Yes, you can have a basic Jenkins Server up and running in the preview of App Service on Linux very quickly 😃 You won’t get all of the features Jenkins has to offer, but if you want to get up and running quickly and you don’t want to manage a server, this could be for you!

Intro

In mid-November, Microsoft announced that the preview of App Service on Linux now supports Containers

Which means we can bring our own Docker Images or pull them directly from Docker Hub and run them in the preview of App Service on Linux. So being a fan of Jenkins, let’s see if we can get it up and running in App Service in a container ……… which I did 👍 but with limited functionality.

Deploy Jenkins in the Preview of App Service on Linux

There is a good article here on how to create a Web App with the preview of App Service on Linux. But we will need to make some minor adjustments;

  • When creating the Web App, click on the configure container option

figure 1 - configure container

  • Then click on Docker Hub and in the Image and optional tag section type in; jenkinsci/jenkins
  • Click OK then Create

Now our Web App with Jenkins is going to be deployed, but we still have one issue. The main port Jenkins listens on is 8080 and Web Apps running in Azure App Service only respond to requests on ports 80 and 443. To fix this, go to the application settings of our Jenkins Web App and create a new App settings entry with key PORT and value 8080.

figure 2 - custom port

Click on Save and after a few seconds, your new Jenkins Web App will be up running and listening on port 80.

Installing Jenkins

Now you will be able to access your Jenkins Web App by going to the URL http://webappname.azurewebsites.net and you will be presented with the Unlock Jenkins screen. To find the initialAdminPassword please follow the below steps;

  • Log into your Advanced Tool site (kudu). The url will be https://webappname.scm.azurewebsites.net
  • Go to Debug Console > Bash (Top of screen)
  • In the remote execution console type in; cd Logfiles\docker
  • Now type in; ls and you should have 2 files docker_number_err.log and docker_number_out.log. (Your files will contain actual numbers not the word number)
  • Next type in; cat docker_number_out.log
  • Now you should see the initial Admin Password.

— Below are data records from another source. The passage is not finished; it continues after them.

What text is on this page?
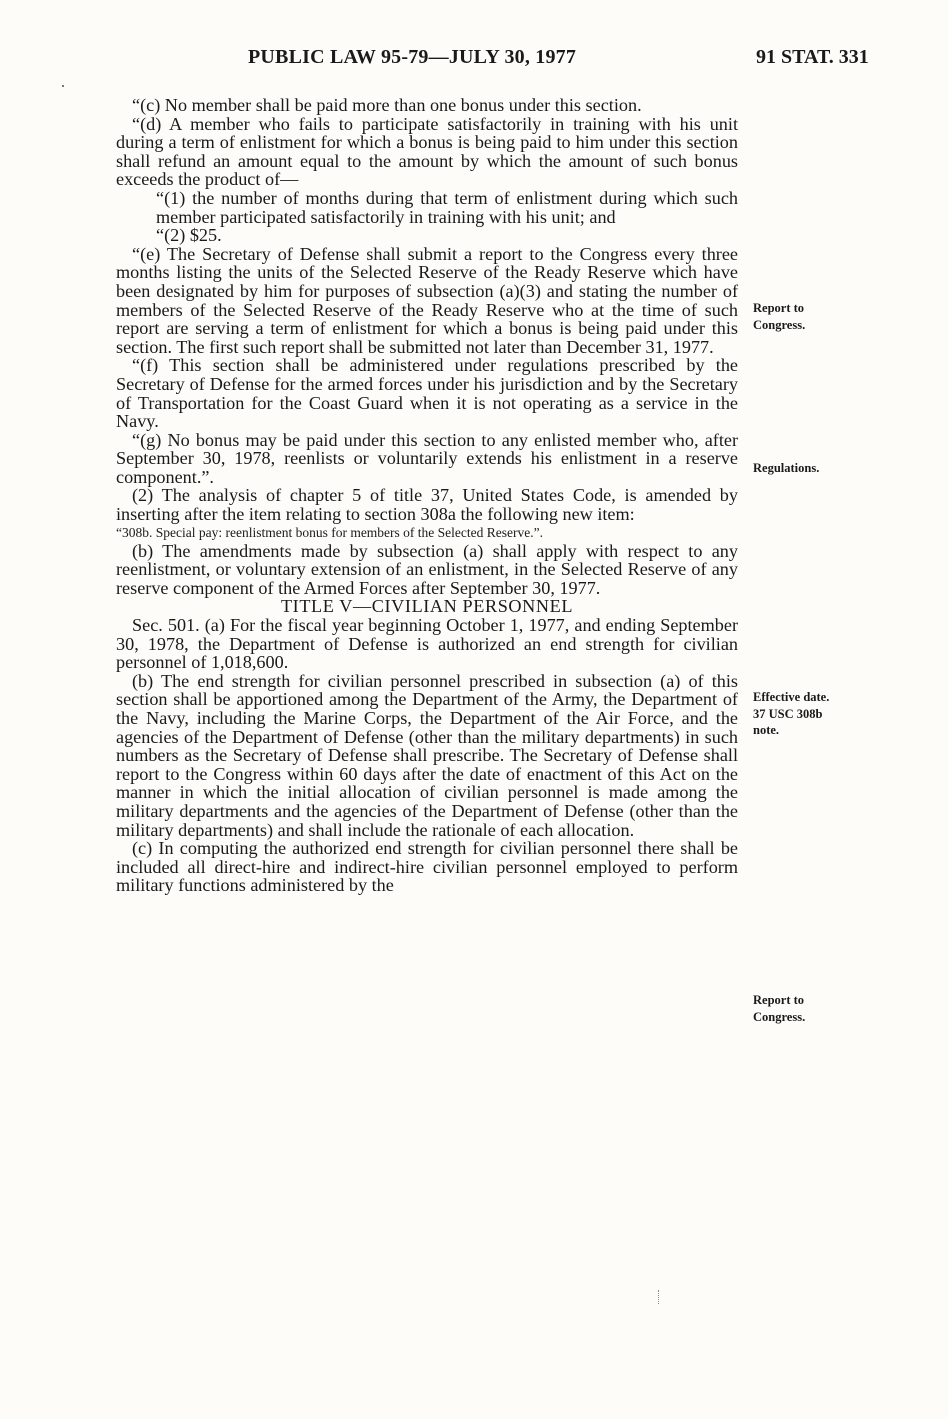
PUBLIC LAW 95-79—JULY 30, 1977	91 STAT. 331

“(c) No member shall be paid more than one bonus under this section.

“(d) A member who fails to participate satisfactorily in training with his unit during a term of enlistment for which a bonus is being paid to him under this section shall refund an amount equal to the amount by which the amount of such bonus exceeds the product of—

“(1) the number of months during that term of enlistment during which such member participated satisfactorily in training with his unit; and

“(2) $25.

“(e) The Secretary of Defense shall submit a report to the Congress every three months listing the units of the Selected Reserve of the Ready Reserve which have been designated by him for purposes of subsection (a)(3) and stating the number of members of the Selected Reserve of the Ready Reserve who at the time of such report are serving a term of enlistment for which a bonus is being paid under this section. The first such report shall be submitted not later than December 31, 1977.

“(f) This section shall be administered under regulations prescribed by the Secretary of Defense for the armed forces under his jurisdiction and by the Secretary of Transportation for the Coast Guard when it is not operating as a service in the Navy.

“(g) No bonus may be paid under this section to any enlisted member who, after September 30, 1978, reenlists or voluntarily extends his enlistment in a reserve component.”.

(2) The analysis of chapter 5 of title 37, United States Code, is amended by inserting after the item relating to section 308a the following new item:

“308b. Special pay: reenlistment bonus for members of the Selected Reserve.”.

(b) The amendments made by subsection (a) shall apply with respect to any reenlistment, or voluntary extension of an enlistment, in the Selected Reserve of any reserve component of the Armed Forces after September 30, 1977.

TITLE V—CIVILIAN PERSONNEL

Sec. 501. (a) For the fiscal year beginning October 1, 1977, and ending September 30, 1978, the Department of Defense is authorized an end strength for civilian personnel of 1,018,600.

(b) The end strength for civilian personnel prescribed in subsection (a) of this section shall be apportioned among the Department of the Army, the Department of the Navy, including the Marine Corps, the Department of the Air Force, and the agencies of the Department of Defense (other than the military departments) in such numbers as the Secretary of Defense shall prescribe. The Secretary of Defense shall report to the Congress within 60 days after the date of enactment of this Act on the manner in which the initial allocation of civilian personnel is made among the military departments and the agencies of the Department of Defense (other than the military departments) and shall include the rationale of each allocation.

(c) In computing the authorized end strength for civilian personnel there shall be included all direct-hire and indirect-hire civilian personnel employed to perform military functions administered by the

Report to
Congress.
Regulations.
Effective date.
37 USC 308b
note.
Report to
Congress.
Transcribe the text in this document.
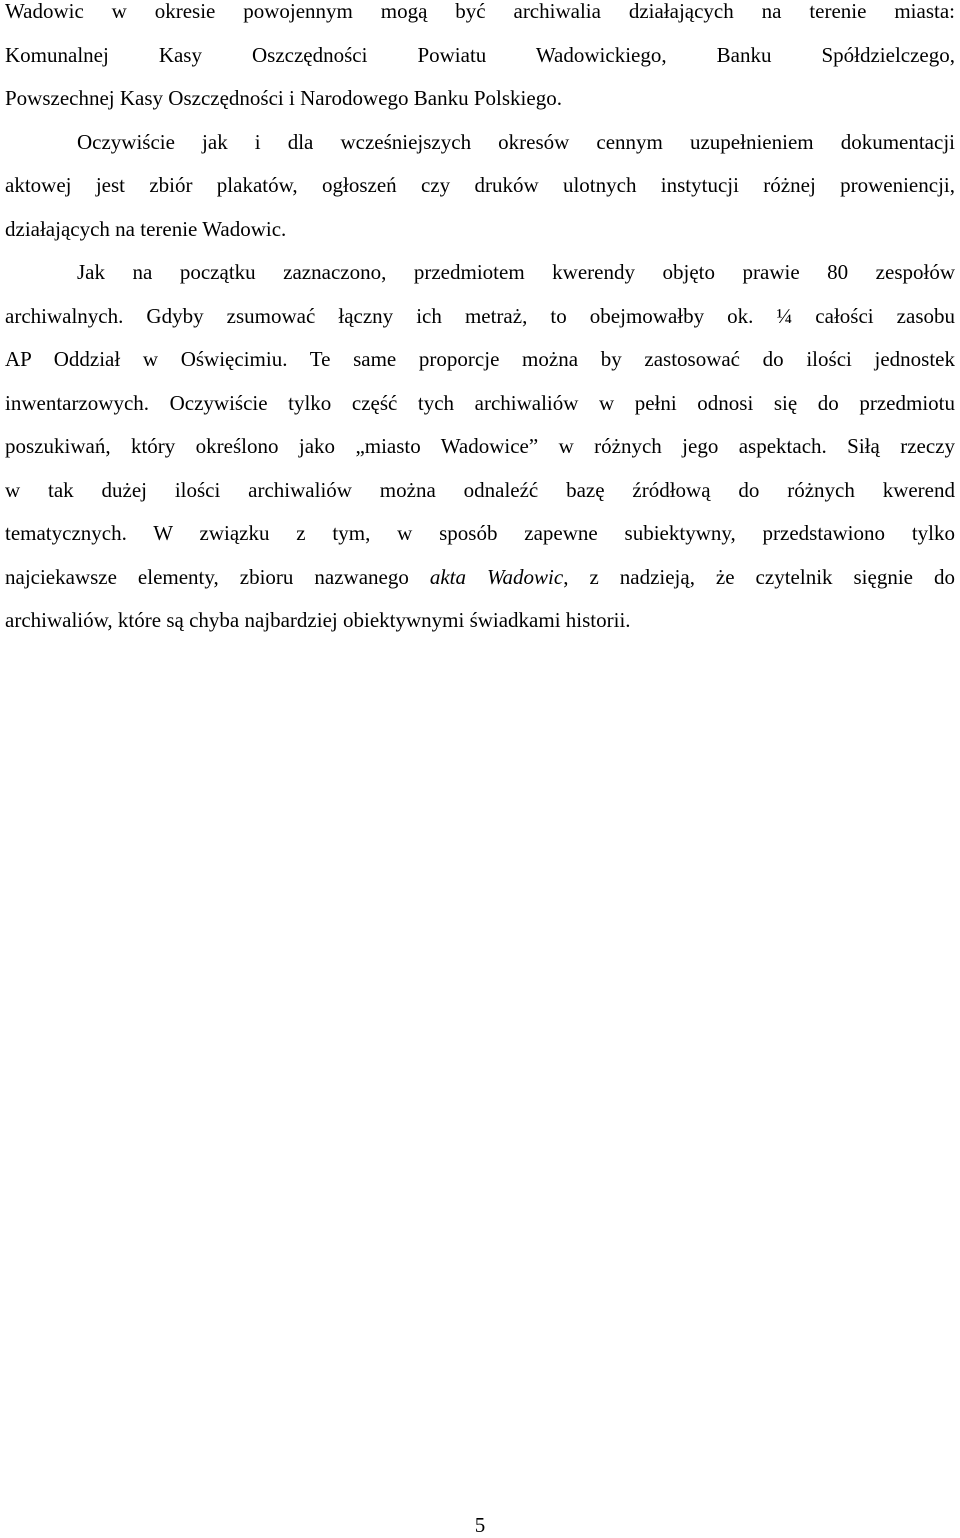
Wadowic w okresie powojennym mogą być archiwalia działających na terenie miasta:
Komunalnej Kasy Oszczędności Powiatu Wadowickiego, Banku Spółdzielczego,
Powszechnej Kasy Oszczędności i Narodowego Banku Polskiego.
Oczywiście jak i dla wcześniejszych okresów cennym uzupełnieniem dokumentacji
aktowej jest zbiór plakatów, ogłoszeń czy druków ulotnych instytucji różnej proweniencji,
działających na terenie Wadowic.
Jak na początku zaznaczono, przedmiotem kwerendy objęto prawie 80 zespołów
archiwalnych. Gdyby zsumować łączny ich metraż, to obejmowałby ok. ¼ całości zasobu
AP Oddział w Oświęcimiu. Te same proporcje można by zastosować do ilości jednostek
inwentarzowych. Oczywiście tylko część tych archiwaliów w pełni odnosi się do przedmiotu
poszukiwań, który określono jako „miasto Wadowice” w różnych jego aspektach. Siłą rzeczy
w tak dużej ilości archiwaliów można odnaleźć bazę źródłową do różnych kwerend
tematycznych. W związku z tym, w sposób zapewne subiektywny, przedstawiono tylko
najciekawsze elementy, zbioru nazwanego akta Wadowic, z nadzieją, że czytelnik sięgnie do
archiwaliów, które są chyba najbardziej obiektywnymi świadkami historii.
5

Copy this and paste it into your Jenkins Web app to unlock the installation.

Now complete the install of Jenkins as you normally would

Configuring Jenkins

The first thing you will need to do is to turn off Prevent Cross Site Request Forgery exploits. This will stop the No valid crumb was included in the request errors you are getting.

Go to Manage Jenkins of the left hand side of the screen then click on Manage Global Security. Now unselect Prevent Cross Site Request Forgery exploits and click on save. You may get an error message the first few times, but keep repeating the process until the updated configuration saves (It took me 9 times).

😕 If anyone has a better solution for the above step, please let me know in the comments

Now your Jenkins WebApp is ready to go 🎉

💬 I am employed by Microsoft; however, the opinions and views expressed here are my own and do not necessarily reflect those of my employer.